Plus d’infos : www.iso.org


Comment savoir pendant combien de temps le papier se conserve ?

Certains documents doivent être conservés longtemps. La norme allemande DIN 6738-92 décrit des classes de résistance au vieillissement. Il en existe 4 :

LDK 24-85 : la meillieure résistance, conservation très longue durée ;
LDK 12-80 : se conserve quelques centaines d’années ;
LDK 6-70 : se conserve minimum 100 ans ;
LDK 6-40 : la moins bonne résistance, se conserve minimum 50 ans.

Pour des textes et rapports ordinaires, LDK 6-70 peut suffire. Pour des documents à archiver, choisissez plutôt LDK 12-80 ; LDK 24-85 est uniquement nécessaire pour des pièces de musée ou des documents d’une valeur importante. Une autre norme (internationale) concernant la conservation du papier est la norme ISO 9706. Du papier conforme aux exigences de cette norme se conserve au moins pendant 100 ans.


Comment connaître le degré de transparence du papier ?

Plus le degré d’opacité est élevé, moins le papier est transparent. Une bonne opacité est surtout importante pour des papiers à faible grammage : sur un papier trop fin et peu opaque, le texte pourrait transparaître. Un papier bien opaque a l’avantage d’améliorer la lisibilité du texte et augmente la qualité du travail imprimé. Il s’impose pour les photocopies recto verso. Le degré d’opacité est déterminé selon les critères de la norme ISO 2471.
Un papier satiné est souvent plus transparent qu’un papier non satiné du même grammage. Les colles ou matières de charge utilisées, la nature de la fibre (au bois, sans bois, recyclé) et le procédé de fabrication sont autant de facteurs qui détermineront l’opacité du papier. Comme le papier recyclé a l’avantage d’être plus opaque, on peut souvent l’utiliser en plus faible grammage pour photocopier recto verso.

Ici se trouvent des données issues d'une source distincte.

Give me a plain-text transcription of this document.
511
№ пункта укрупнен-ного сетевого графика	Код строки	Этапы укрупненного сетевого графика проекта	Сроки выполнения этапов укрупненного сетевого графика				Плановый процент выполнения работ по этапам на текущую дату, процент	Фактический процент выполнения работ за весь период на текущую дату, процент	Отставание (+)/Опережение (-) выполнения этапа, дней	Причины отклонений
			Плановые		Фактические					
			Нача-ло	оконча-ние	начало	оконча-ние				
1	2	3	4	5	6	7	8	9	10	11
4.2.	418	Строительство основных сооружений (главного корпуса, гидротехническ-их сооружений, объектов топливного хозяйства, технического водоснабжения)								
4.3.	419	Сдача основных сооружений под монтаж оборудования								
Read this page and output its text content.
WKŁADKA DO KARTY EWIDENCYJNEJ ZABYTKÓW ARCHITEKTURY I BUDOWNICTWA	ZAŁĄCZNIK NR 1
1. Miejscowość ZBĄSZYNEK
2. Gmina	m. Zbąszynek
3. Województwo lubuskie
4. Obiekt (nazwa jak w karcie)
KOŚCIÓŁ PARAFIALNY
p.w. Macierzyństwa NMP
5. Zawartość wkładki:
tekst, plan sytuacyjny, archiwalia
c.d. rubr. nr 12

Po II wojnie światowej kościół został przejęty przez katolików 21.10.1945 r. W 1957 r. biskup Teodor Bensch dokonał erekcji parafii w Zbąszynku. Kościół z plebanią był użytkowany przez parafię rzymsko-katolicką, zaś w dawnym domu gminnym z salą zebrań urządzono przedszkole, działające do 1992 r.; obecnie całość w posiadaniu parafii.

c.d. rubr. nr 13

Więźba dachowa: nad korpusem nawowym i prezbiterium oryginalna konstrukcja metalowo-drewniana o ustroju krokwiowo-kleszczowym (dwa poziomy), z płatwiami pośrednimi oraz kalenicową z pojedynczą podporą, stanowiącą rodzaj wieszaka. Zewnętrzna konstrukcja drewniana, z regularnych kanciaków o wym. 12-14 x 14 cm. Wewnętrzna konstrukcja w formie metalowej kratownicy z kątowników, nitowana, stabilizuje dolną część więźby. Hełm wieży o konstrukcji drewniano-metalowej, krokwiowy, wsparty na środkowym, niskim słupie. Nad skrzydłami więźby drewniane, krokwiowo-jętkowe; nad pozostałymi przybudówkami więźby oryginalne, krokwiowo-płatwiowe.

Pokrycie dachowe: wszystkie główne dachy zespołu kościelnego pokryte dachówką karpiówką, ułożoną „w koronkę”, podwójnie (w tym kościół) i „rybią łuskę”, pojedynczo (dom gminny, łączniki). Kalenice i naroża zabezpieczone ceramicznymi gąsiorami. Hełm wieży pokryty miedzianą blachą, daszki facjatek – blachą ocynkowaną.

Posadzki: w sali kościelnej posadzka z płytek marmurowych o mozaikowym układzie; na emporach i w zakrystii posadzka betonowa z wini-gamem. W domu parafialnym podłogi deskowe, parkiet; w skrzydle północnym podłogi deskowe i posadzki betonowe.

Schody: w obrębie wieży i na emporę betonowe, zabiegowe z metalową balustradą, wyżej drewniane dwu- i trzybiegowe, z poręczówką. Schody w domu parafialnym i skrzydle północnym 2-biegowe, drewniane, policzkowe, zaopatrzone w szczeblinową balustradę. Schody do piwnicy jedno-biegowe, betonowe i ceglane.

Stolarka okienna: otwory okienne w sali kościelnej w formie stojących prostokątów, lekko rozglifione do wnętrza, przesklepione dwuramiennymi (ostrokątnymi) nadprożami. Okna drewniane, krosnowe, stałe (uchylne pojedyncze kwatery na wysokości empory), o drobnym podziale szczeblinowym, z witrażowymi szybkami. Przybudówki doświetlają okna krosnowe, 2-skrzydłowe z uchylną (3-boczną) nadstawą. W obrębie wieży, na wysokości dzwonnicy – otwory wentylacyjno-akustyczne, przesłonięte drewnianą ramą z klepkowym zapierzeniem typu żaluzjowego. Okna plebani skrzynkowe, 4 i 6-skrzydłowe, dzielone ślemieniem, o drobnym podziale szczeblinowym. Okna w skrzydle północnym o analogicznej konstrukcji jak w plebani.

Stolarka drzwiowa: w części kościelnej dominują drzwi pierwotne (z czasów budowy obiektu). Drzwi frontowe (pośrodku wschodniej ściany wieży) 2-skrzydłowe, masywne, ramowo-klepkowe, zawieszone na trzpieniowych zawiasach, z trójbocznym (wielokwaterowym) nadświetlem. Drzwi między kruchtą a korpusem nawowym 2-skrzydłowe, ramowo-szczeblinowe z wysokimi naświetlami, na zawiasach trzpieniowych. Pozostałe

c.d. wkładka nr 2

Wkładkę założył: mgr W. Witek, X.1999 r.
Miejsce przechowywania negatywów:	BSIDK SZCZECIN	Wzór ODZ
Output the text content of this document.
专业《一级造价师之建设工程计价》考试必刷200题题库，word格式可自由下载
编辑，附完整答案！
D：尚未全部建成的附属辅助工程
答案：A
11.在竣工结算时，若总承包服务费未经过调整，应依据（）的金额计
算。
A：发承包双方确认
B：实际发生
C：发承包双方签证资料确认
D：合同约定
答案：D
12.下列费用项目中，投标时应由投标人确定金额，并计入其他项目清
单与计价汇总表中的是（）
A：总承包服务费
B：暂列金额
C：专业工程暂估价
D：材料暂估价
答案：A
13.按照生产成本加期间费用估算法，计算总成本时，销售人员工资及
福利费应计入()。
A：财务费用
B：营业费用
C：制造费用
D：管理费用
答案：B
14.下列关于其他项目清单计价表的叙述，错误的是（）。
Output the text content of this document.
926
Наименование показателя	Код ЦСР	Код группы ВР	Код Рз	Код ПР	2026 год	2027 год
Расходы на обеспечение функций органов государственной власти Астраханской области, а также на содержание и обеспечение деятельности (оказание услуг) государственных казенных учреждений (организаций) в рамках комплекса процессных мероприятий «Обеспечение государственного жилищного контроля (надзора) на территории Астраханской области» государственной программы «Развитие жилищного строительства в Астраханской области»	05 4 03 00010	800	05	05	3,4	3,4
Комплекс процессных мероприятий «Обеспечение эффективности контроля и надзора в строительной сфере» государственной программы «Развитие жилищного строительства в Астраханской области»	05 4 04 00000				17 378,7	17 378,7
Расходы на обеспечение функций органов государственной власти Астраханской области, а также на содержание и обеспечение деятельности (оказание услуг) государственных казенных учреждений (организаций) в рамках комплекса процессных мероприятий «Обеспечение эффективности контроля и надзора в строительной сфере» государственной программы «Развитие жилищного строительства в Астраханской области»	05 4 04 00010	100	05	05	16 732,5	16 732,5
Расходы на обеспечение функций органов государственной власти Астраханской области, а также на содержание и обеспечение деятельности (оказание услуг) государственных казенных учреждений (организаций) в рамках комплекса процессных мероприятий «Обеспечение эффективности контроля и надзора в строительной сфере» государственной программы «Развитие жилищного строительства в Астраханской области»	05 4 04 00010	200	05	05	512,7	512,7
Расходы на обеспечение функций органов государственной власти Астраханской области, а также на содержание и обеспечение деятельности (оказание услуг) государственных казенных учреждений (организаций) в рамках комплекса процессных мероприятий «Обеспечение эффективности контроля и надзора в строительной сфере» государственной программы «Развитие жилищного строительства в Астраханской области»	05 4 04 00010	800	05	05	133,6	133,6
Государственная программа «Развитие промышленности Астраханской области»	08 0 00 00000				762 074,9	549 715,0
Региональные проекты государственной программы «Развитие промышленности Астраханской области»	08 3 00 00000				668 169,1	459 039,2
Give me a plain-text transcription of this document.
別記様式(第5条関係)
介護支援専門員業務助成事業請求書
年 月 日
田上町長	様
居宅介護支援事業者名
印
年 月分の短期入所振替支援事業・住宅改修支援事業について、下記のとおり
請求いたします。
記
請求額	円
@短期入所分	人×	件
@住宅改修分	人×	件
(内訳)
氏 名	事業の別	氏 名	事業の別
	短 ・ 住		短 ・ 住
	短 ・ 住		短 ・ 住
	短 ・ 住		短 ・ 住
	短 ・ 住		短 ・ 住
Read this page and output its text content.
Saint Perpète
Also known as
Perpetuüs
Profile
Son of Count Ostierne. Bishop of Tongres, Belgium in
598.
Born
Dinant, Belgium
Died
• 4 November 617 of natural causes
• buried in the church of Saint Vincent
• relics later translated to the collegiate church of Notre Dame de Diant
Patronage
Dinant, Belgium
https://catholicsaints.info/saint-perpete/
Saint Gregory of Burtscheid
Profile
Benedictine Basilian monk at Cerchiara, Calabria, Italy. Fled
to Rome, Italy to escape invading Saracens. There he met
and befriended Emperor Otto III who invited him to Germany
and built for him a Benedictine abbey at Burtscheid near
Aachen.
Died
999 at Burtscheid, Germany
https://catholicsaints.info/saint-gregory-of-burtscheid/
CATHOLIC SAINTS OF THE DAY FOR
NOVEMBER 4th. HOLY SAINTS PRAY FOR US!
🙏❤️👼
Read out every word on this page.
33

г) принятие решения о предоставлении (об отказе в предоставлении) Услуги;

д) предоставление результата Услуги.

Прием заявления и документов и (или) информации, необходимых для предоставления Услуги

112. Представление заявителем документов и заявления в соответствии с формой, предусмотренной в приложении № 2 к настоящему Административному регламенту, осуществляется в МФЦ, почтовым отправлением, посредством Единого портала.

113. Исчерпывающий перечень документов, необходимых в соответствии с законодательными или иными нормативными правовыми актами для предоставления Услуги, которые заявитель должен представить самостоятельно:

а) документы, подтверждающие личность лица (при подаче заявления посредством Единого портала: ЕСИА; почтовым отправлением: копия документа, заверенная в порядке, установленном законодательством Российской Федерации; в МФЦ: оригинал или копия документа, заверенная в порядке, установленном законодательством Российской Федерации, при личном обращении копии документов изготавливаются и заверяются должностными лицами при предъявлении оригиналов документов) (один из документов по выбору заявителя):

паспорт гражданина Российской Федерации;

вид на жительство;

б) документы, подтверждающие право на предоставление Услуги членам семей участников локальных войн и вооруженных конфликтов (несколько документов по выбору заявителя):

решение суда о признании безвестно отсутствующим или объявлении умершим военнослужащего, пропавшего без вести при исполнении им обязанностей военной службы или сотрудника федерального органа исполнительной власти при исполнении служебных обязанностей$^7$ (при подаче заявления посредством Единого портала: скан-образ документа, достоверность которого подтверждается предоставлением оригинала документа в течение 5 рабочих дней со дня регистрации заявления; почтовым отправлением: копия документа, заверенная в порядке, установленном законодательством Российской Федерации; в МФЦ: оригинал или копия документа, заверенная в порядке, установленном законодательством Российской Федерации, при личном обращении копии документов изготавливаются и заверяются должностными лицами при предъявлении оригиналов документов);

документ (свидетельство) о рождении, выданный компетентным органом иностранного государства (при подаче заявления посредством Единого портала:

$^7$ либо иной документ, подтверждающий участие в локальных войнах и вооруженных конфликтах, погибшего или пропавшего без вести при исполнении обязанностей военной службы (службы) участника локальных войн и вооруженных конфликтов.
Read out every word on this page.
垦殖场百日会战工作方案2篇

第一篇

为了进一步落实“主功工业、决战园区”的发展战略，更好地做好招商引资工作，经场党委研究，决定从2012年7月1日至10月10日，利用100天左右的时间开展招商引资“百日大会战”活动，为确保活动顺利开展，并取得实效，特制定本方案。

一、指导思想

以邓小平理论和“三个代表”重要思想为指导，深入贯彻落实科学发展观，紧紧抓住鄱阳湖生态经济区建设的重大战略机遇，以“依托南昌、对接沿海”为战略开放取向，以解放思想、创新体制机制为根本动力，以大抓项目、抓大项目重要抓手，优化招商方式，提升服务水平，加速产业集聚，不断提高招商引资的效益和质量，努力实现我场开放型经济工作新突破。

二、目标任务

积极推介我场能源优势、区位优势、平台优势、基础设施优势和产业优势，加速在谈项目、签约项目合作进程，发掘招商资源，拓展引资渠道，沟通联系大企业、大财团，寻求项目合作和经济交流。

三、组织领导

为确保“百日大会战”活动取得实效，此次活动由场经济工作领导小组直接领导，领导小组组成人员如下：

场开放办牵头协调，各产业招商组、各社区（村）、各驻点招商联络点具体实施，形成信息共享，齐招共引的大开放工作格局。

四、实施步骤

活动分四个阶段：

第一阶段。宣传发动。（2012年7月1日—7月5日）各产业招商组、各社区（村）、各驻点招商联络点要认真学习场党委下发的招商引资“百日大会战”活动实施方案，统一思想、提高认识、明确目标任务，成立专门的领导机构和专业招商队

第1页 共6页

Plus d’infos : www.iso.org


Qu’implique la certification ISO 14001 ?

L’association ISO (l’International Standards Organisation) a établi une série de standards pour une meilleure performance environnementale des entreprises. Il s’agit de la série EN ISO 14000. Le standard le plus connu est ISO 14001. L’Europe a d’ailleurs créé son propre standard (EMAS) qui va plus loin.
ISO 14001 implique uniquement la création d’un système de gestion environnementale et ne fixe aucun objectif à atteindre, ne dit rien sur les résultats obtenus ou le respect de critères environnementaux. En soi, le label ISO 14001 ne permet donc pas de juger des performances environnementales réelles d’une entreprise.

Plus d’infos sur www.iso.org


Qu'est-ce qu'un Paper Profil?

Un Paper Profile est une déclaration environnementale élaborée par les fabricants européens de papier. À l’heure actuelle, plus de dix sociétés participent au dispositif Paper Profile. Celui-ci repose sur un format de déclaration standard et des méthodes de calcul communes.
Les déclarations Paper Profile fournissent des informations sur la composition et les principaux paramètres environnementaux des produits (p. ex. COD, AOX, SO2, CO2, déchets). Les déclarations décrivent également le système de management environnemental et la chaîne de contrôle en place dans les usines de production, ainsi que les modalités de l’approvisionnement en bois.

Exemple de Paper Profil


Qu'est-ce que la valeur AOX?

La valeur AOX est un paramètre pour mesurer la qualité de l'eau. Elle est associée à une concentration des atomes de chlore donnée en mg/l. Cette concentration correspondant à la quantité d'halogènes (ici en l'occurence le chlore) contenus dans les substances organiques adsorbables sur du charbon actif.


Qu'est-ce que la DCO?

La demande chimique en oxygène (DCO) est la consommation en dioxygène par les oxydants chimiques forts pour oxyder les substances organiques et minérales de l'eau. Elle permet d'évaluer la charge polluante des eaux usées.